There are many risks that can arise during the probate process. Families may fight over particularly valuable property within the estate. Creditors may make claims that require the liquidation of certain assets. High-value estates are also potentially at risk of costly estate taxes.
People creating or reviewing their estate plans often want to limit the likelihood of probate conflict. Keeping as much of their property as possible out of probate court can be a key aspect of that process.
Well-funded financial accounts can trigger conflict among beneficiaries or become the target of creditors. A simple document filed with banks or financial advisors can help keep financial resources out of probate court.
Account transfers can bypass probate requirements
People with sizable bank accounts or investment accounts can potentially keep those accounts out of probate court after they die. They achieve that goal by arranging in advance for the account to transfer directly to a specific beneficiary after their death.

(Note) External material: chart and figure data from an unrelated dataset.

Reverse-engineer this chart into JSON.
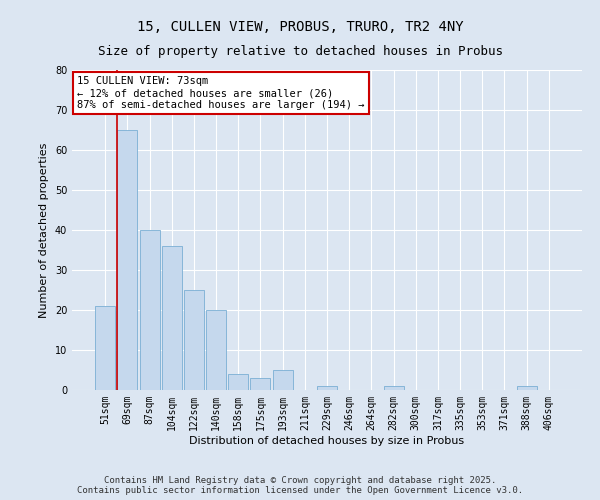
{
  "title1": "15, CULLEN VIEW, PROBUS, TRURO, TR2 4NY",
  "title2": "Size of property relative to detached houses in Probus",
  "xlabel": "Distribution of detached houses by size in Probus",
  "ylabel": "Number of detached properties",
  "categories": [
    "51sqm",
    "69sqm",
    "87sqm",
    "104sqm",
    "122sqm",
    "140sqm",
    "158sqm",
    "175sqm",
    "193sqm",
    "211sqm",
    "229sqm",
    "246sqm",
    "264sqm",
    "282sqm",
    "300sqm",
    "317sqm",
    "335sqm",
    "353sqm",
    "371sqm",
    "388sqm",
    "406sqm"
  ],
  "values": [
    21,
    65,
    40,
    36,
    25,
    20,
    4,
    3,
    5,
    0,
    1,
    0,
    0,
    1,
    0,
    0,
    0,
    0,
    0,
    1,
    0
  ],
  "bar_color": "#c5d8ed",
  "bar_edge_color": "#7aafd4",
  "highlight_index": 1,
  "highlight_line_color": "#cc0000",
  "ylim": [
    0,
    80
  ],
  "yticks": [
    0,
    10,
    20,
    30,
    40,
    50,
    60,
    70,
    80
  ],
  "annotation_text": "15 CULLEN VIEW: 73sqm\n← 12% of detached houses are smaller (26)\n87% of semi-detached houses are larger (194) →",
  "annotation_box_color": "#ffffff",
  "annotation_box_edgecolor": "#cc0000",
  "footer1": "Contains HM Land Registry data © Crown copyright and database right 2025.",
  "footer2": "Contains public sector information licensed under the Open Government Licence v3.0.",
  "background_color": "#dce6f2",
  "plot_background_color": "#dce6f2",
  "grid_color": "#ffffff",
  "title_fontsize": 10,
  "subtitle_fontsize": 9,
  "axis_label_fontsize": 8,
  "tick_fontsize": 7,
  "annotation_fontsize": 7.5,
  "footer_fontsize": 6.5
}
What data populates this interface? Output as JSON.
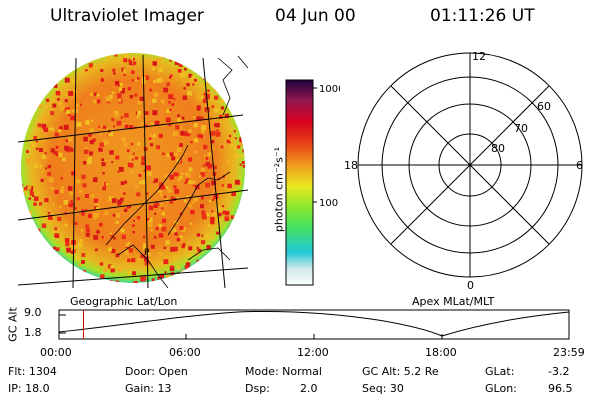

A transfer-on-death document kept on file with a financial institution or professional could allow a beneficiary to assume ownership of an account when they have proof that the prior owner passed and valid government identification. Doing so prevents the account from becoming part of an estate and being subject to probate court oversight.
A thorough estate plan may include a variety of documents and even paperwork filed with financial institutions to preserve resources and uphold a testator’s legacy after they pass. Minimizing what passes through probate court can minimize the likelihood of frustrating probate complications, including litigation, creditor claims and tax obligations.